The friends and family I have both from my “real life” and those I’ve met online are the some of the most patient people in the world. I spazz. I am afraid. I do not and sometimes cannot trust. I overreact. I am overly emotional. With all those terrible traits, they are always there for me. They know I am trying but cannot help it. What has happened to me, to my emotions and my mind, is equivalent to a physical handicap. My perception of life and everyday occurrences will never be normal. They can never be put right again. Like a person who has lost a limb in an accident, the damage has been done and nothing will ever bring that limb back. Now that the limb is gone, they are presented with more challenges. They still must live life just like they did before they had a physical handicap it is just that now they have to find a new way to do the things that used to come natural to them. There are extra obstacles they must surpass to live normally; permanent obstacles that will be a new layer upon the structure of what they used to consider their normal daily life. Over time, things do become easier, but they will never again be the same and only the strongest people can be friends with an participate in relationships with a person who has experienced this type of emotional trauma.
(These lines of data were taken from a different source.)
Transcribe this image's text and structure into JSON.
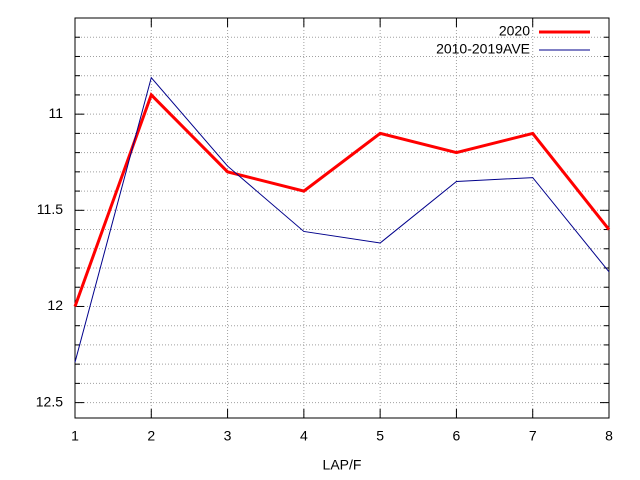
{
  "chart_data": {
    "type": "line",
    "x_label": "LAP/F",
    "x": [
      1,
      2,
      3,
      4,
      5,
      6,
      7,
      8
    ],
    "xlim": [
      1,
      8
    ],
    "xticks": [
      1,
      2,
      3,
      4,
      5,
      6,
      7,
      8
    ],
    "ylim": [
      10.5,
      12.58
    ],
    "y_reversed": true,
    "yticks": [
      11,
      11.5,
      12,
      12.5
    ],
    "yminorticks": [
      10.6,
      10.7,
      10.8,
      10.9,
      11.1,
      11.2,
      11.3,
      11.4,
      11.6,
      11.7,
      11.8,
      11.9,
      12.1,
      12.2,
      12.3,
      12.4
    ],
    "grid": true,
    "legend": "top-right",
    "series": [
      {
        "name": "2020",
        "color": "#ff0000",
        "line_width": 3,
        "values": [
          12.0,
          10.9,
          11.3,
          11.4,
          11.1,
          11.2,
          11.1,
          11.6
        ]
      },
      {
        "name": "2010-2019AVE",
        "color": "#00008b",
        "line_width": 1,
        "values": [
          12.29,
          10.81,
          11.27,
          11.61,
          11.67,
          11.35,
          11.33,
          11.82
        ]
      }
    ]
  }
}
I sarcastically said that this article should be titled the “lack of relationships after sexual assault” because it takes an empathetic and patient person to be supportive and understanding to someone who has experienced that kind of trauma. Many survivors, including myself, have been dumped by a significant other after they learned that being a victim of sexual assault was part of our past. Though the term “survivor” sounds pretty tough, the truth is survivor’s are often fragile and find themselves being ditched by guys and friends alike who are often too callous or impatient to deal with the emotional rollarcoaster a rape survivor experiences and deals with daily. It is easy for a survivor to become overly dependent on friends once they learn that they can open up and trust again because it feels so amazing to finally be able to trust a person.
Sometimes honesty about your past as a survivor or even just being yourself ends up pushing friends who cannot handle it away. And though it always hurts, the heart knows in the long run that by being ditched, this “friend” was actually doing them a favor. I know that as a survivor of sexual assault, I do not need half-assed cold-hearted men or friends in my life; people who are scared of the mental scape that makes up my reality. Imagine living in my head? Imagine experiencing my fear and trauma first hand? If a person cannot be there to hold my hand when something becomes difficult for me, if he or she does not feel that my good qualities outweigh my bad ones and they cannot be forgiving of my emotional issues or way of handling things then maybe they do not deserve my friendship. Relationships after sexual assault are not always easy. In fact, sometimes the relationship with the self is as challenging as the relationships with the people around you. True friends will reveal themselves in time and it is those friends who must always be appreciated and never forgotten.